This code details how bulk ATAC-seq, RNA-seq, and WGBS data were phased using the maternal and paternal genomes of the individuals under study. The subdirectories include the scripts for each different aligner (BWA-mem for ATAC, STAR for RNA, and Bismark for WGBS) and the Python scripts used to phase the outputs of these aligners.
Create a combined Genome file of maternal and paternal genome by renaming all chromosomes to be either maternal or paternal, and then cat the files together.

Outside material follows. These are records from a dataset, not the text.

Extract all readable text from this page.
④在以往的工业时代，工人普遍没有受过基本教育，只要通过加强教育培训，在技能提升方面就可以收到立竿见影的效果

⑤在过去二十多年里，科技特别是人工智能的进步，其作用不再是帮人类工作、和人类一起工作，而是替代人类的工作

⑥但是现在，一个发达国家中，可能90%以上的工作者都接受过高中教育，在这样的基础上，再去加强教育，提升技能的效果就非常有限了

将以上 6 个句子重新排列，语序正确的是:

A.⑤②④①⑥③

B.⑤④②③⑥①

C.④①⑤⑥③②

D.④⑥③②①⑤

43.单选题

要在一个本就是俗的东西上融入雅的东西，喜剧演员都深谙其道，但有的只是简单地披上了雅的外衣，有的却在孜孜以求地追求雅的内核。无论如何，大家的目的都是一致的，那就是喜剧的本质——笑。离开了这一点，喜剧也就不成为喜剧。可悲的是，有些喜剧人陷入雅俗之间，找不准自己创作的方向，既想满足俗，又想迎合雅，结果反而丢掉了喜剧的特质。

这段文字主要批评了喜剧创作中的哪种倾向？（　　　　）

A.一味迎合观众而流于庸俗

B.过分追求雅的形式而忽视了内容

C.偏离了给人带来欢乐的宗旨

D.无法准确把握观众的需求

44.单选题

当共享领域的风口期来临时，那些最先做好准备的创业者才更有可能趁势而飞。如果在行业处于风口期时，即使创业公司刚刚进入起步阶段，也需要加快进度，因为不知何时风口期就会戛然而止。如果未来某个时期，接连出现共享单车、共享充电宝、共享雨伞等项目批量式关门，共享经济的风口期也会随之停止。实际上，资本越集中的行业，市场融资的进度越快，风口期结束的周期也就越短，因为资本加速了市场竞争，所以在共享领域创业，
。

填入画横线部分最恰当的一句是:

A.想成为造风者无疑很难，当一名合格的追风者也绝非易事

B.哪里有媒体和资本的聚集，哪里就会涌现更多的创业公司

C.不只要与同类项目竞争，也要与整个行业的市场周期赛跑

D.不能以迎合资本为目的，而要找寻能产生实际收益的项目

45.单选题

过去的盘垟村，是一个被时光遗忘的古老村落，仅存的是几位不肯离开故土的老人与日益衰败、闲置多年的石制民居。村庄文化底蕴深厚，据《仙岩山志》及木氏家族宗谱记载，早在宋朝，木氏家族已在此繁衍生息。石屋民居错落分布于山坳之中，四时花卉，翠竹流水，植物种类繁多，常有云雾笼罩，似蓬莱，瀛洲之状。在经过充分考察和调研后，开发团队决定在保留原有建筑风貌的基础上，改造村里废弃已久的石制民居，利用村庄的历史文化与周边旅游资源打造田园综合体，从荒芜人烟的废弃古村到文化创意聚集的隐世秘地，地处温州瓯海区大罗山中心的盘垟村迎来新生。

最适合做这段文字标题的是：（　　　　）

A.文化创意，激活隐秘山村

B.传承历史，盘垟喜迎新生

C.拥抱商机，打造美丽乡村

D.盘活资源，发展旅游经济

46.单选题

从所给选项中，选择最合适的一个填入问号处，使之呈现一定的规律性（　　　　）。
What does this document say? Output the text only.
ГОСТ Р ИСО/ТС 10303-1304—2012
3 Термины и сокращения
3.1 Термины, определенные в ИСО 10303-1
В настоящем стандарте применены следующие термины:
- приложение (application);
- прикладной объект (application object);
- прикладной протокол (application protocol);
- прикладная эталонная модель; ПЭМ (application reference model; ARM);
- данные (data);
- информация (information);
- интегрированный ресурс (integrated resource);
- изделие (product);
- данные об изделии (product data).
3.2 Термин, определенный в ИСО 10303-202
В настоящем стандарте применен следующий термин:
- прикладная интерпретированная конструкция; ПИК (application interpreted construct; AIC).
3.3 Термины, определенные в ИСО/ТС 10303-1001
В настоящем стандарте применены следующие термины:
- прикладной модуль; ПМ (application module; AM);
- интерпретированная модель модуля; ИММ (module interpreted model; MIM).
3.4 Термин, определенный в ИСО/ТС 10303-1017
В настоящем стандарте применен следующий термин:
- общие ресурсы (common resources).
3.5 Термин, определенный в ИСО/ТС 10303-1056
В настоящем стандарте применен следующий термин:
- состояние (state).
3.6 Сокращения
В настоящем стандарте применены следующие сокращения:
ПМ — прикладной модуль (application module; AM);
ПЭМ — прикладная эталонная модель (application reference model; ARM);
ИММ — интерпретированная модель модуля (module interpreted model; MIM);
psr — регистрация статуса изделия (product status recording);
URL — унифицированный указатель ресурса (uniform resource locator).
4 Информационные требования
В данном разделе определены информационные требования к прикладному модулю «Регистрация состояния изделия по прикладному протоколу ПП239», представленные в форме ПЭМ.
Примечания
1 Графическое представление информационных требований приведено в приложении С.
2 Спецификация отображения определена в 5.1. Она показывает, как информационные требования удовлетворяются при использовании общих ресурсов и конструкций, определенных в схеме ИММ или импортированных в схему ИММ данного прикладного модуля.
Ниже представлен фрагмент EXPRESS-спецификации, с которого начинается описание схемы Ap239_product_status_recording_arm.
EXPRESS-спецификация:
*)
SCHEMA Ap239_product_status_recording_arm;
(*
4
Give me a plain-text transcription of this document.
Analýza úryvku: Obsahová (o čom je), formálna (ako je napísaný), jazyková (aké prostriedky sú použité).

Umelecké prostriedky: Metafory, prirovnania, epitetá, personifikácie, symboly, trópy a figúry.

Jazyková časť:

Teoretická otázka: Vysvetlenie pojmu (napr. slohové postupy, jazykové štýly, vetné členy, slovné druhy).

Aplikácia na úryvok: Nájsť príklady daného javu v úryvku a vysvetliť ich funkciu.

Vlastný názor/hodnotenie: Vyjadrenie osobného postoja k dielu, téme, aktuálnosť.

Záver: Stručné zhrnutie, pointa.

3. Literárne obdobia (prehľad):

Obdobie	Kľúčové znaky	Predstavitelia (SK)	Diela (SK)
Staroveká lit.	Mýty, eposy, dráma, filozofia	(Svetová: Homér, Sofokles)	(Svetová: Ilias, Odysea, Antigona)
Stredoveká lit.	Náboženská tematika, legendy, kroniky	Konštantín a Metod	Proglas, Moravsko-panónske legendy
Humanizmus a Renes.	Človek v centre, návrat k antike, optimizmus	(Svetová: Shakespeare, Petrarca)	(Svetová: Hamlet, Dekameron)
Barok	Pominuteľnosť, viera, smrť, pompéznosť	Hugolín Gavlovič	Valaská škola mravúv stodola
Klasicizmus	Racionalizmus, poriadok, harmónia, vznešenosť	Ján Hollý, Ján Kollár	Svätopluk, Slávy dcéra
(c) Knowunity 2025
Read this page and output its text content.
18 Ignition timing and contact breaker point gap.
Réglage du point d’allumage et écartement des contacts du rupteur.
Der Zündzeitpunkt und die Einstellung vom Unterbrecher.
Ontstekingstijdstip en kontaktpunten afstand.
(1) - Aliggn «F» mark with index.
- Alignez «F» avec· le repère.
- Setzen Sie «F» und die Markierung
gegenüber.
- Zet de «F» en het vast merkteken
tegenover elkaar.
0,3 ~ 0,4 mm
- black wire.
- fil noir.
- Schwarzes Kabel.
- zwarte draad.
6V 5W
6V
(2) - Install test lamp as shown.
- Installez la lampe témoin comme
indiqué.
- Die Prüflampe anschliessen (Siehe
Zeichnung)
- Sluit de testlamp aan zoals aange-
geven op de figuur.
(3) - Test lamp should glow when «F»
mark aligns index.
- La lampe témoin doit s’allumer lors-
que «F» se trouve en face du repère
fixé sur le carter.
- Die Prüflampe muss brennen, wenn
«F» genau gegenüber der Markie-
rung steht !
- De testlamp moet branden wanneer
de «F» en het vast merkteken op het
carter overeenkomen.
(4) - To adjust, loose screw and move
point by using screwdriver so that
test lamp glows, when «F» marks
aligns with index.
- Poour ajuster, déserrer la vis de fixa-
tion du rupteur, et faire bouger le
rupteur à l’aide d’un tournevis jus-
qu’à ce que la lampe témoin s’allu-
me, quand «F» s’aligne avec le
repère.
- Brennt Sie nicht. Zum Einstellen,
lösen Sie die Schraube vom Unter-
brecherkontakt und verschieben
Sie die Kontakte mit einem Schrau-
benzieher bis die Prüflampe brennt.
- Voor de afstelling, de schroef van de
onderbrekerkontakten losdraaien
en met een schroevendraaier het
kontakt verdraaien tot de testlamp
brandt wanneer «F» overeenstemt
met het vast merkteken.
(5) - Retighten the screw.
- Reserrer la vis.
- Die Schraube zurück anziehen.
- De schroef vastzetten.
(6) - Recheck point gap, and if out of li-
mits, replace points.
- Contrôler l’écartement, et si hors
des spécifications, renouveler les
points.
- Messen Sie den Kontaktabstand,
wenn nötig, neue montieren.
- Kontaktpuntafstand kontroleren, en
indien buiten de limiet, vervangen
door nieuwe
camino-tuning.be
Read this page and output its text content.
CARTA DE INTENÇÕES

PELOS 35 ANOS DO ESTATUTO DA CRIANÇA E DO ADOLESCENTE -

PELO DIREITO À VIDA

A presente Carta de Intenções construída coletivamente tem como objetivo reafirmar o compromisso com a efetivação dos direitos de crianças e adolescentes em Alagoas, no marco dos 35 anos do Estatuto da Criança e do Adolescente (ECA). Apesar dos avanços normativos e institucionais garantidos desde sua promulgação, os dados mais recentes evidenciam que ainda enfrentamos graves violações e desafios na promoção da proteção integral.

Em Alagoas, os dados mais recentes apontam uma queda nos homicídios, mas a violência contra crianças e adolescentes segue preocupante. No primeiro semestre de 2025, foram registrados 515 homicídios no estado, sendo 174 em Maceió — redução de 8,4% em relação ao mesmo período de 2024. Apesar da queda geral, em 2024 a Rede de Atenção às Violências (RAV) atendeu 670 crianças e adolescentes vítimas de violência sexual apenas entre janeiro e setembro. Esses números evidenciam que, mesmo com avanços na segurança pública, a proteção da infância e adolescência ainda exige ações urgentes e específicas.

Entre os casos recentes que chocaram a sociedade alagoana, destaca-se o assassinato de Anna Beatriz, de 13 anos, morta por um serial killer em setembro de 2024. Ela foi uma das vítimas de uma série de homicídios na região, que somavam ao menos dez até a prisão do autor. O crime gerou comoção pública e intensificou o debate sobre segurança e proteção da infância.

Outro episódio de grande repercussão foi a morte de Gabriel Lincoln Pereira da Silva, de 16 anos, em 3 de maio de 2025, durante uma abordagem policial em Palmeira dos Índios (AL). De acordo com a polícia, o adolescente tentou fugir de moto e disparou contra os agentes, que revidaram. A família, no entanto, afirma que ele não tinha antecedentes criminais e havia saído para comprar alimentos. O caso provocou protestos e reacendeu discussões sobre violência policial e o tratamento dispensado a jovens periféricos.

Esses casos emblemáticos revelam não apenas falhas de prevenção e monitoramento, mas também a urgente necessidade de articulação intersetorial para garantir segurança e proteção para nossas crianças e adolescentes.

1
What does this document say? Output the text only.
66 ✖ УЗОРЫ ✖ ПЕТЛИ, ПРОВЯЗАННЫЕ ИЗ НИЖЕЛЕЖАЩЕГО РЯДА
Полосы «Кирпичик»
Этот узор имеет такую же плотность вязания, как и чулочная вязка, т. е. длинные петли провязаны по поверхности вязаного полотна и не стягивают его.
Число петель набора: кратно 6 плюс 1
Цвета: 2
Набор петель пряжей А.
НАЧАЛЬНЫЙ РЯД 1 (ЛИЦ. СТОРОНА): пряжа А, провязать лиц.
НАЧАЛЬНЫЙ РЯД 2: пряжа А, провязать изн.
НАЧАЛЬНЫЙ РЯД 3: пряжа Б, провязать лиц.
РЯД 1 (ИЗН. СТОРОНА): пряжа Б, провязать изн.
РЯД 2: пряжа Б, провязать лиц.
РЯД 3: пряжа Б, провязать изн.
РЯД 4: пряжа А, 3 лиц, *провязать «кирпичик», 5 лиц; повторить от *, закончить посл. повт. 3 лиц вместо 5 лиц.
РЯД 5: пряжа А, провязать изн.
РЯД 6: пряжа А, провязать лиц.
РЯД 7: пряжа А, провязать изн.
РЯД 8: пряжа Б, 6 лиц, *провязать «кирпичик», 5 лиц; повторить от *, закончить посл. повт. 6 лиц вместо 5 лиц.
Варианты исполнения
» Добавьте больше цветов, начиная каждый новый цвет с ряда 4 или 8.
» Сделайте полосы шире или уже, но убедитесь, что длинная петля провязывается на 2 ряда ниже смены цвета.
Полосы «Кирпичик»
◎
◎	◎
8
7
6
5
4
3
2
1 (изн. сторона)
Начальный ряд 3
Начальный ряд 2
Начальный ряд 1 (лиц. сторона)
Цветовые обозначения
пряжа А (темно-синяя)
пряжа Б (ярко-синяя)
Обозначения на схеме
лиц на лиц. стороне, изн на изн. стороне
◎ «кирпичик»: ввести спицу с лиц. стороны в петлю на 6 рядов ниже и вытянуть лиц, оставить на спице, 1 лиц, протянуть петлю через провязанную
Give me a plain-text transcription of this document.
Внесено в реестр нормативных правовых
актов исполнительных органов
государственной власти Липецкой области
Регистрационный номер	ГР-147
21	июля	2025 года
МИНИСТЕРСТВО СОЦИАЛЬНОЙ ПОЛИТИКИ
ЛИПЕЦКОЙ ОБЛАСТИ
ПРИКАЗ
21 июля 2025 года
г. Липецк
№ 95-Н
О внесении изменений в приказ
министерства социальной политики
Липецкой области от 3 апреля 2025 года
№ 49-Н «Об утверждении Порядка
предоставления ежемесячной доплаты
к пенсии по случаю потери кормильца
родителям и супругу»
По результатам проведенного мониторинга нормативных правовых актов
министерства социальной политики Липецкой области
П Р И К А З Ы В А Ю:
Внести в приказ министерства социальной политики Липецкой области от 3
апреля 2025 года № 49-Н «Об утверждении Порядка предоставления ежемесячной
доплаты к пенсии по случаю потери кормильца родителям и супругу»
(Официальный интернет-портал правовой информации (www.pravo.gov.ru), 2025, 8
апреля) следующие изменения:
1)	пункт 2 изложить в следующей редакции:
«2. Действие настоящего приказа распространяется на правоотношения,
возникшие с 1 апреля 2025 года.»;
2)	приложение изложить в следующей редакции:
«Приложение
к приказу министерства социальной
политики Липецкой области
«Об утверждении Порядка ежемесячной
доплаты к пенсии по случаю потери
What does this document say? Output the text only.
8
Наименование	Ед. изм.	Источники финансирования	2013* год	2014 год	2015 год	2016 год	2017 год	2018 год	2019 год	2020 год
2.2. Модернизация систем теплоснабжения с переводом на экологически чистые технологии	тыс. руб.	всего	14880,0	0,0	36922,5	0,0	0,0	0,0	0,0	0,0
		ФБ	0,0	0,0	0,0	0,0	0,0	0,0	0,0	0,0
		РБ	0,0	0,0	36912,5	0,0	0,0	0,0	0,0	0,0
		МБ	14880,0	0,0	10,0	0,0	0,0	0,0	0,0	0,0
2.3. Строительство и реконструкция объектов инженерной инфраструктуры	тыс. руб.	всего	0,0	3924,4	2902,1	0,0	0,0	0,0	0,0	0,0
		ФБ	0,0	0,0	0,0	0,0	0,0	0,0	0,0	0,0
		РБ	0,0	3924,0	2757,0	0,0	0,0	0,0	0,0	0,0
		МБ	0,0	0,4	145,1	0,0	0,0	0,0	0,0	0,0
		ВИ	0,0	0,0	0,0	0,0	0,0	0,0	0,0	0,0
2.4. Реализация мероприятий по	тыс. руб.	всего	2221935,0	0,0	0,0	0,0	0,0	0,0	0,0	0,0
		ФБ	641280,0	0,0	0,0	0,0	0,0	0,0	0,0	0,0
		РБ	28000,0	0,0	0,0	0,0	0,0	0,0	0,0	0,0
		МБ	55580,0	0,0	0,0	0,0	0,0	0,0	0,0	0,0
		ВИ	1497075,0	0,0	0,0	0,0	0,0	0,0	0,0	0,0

sed 's/^>chr./&_maternal/' HG00741_mat_ragtag.fasta > HG00741_mat_ragtag_marked.fasta
sed 's/^>chr./&_paternal/' HG00741_pat_ragtag.fasta > HG00741_pat_ragtag_marked.fasta
cat HG00741_mat_ragtag_marked.fasta HG00741_pat_ragtag_marked.fasta > HG00741_combined.fasta
Then align reads to this combined genome using BWA-MEM for ATAC-seq:
sbatch run_BWA_index.sh HG00741_combined.fasta\
Parameters.txt: THREADS REFERENCE READ1 READ2 OUTPUT
run_Batch_BWAMEM.sh Parameters.txt
STAR for RNA-seq:
sbatch /scratch/twlab/tekkey/PhasingData/scripts/run_STARAlign.sh $genomeDir $genomeFasta $GTFFile $read1 $read2
Bismark for WGBS:
Run snakemake pipeline in ReferenceAlignmentBias/PhasingReads/WGBS
For all three technologies, compile a parameter file with columns:
ATAC/RNA-seq:
FastQR1 FastQR2 CombinedBAM MatBAM PatBAM mat1Output pat1Output
WGBS:
FastQR1 FastQR2 CombinedBAM mat1Output pat1Output
Then run the following BASH scripts which call the corresponding python scripts
sbatch --array=1-#%# run_PartitionReadsATAC.sh ParamFileATAC.tsv
sbatch --array=1-#%# run_PartitionReadsRNA.sh ParamFileRNA.tsv
sbatch --array=1-#%# run_PartitionReadsWGBS.sh ParamFileWGBS.tsv \
Finally, get the partitioned reads for every individual split between maternal and paternal as fastq:
Make a param file with columns:
read1Fastq read2Fastq ParentalOuputFromPartition outputFastqR1 outputFastqR2 filePrefixForSorting
Then run:
sbatch --array=1-#%# SplitReads.sh Parameters.tsv
The result of which is 2 files per line, which are FastQs containing the reads associated with either the maternal or paternal genome. These are then realigned to hg38 and the parental genome using the same aligners as above.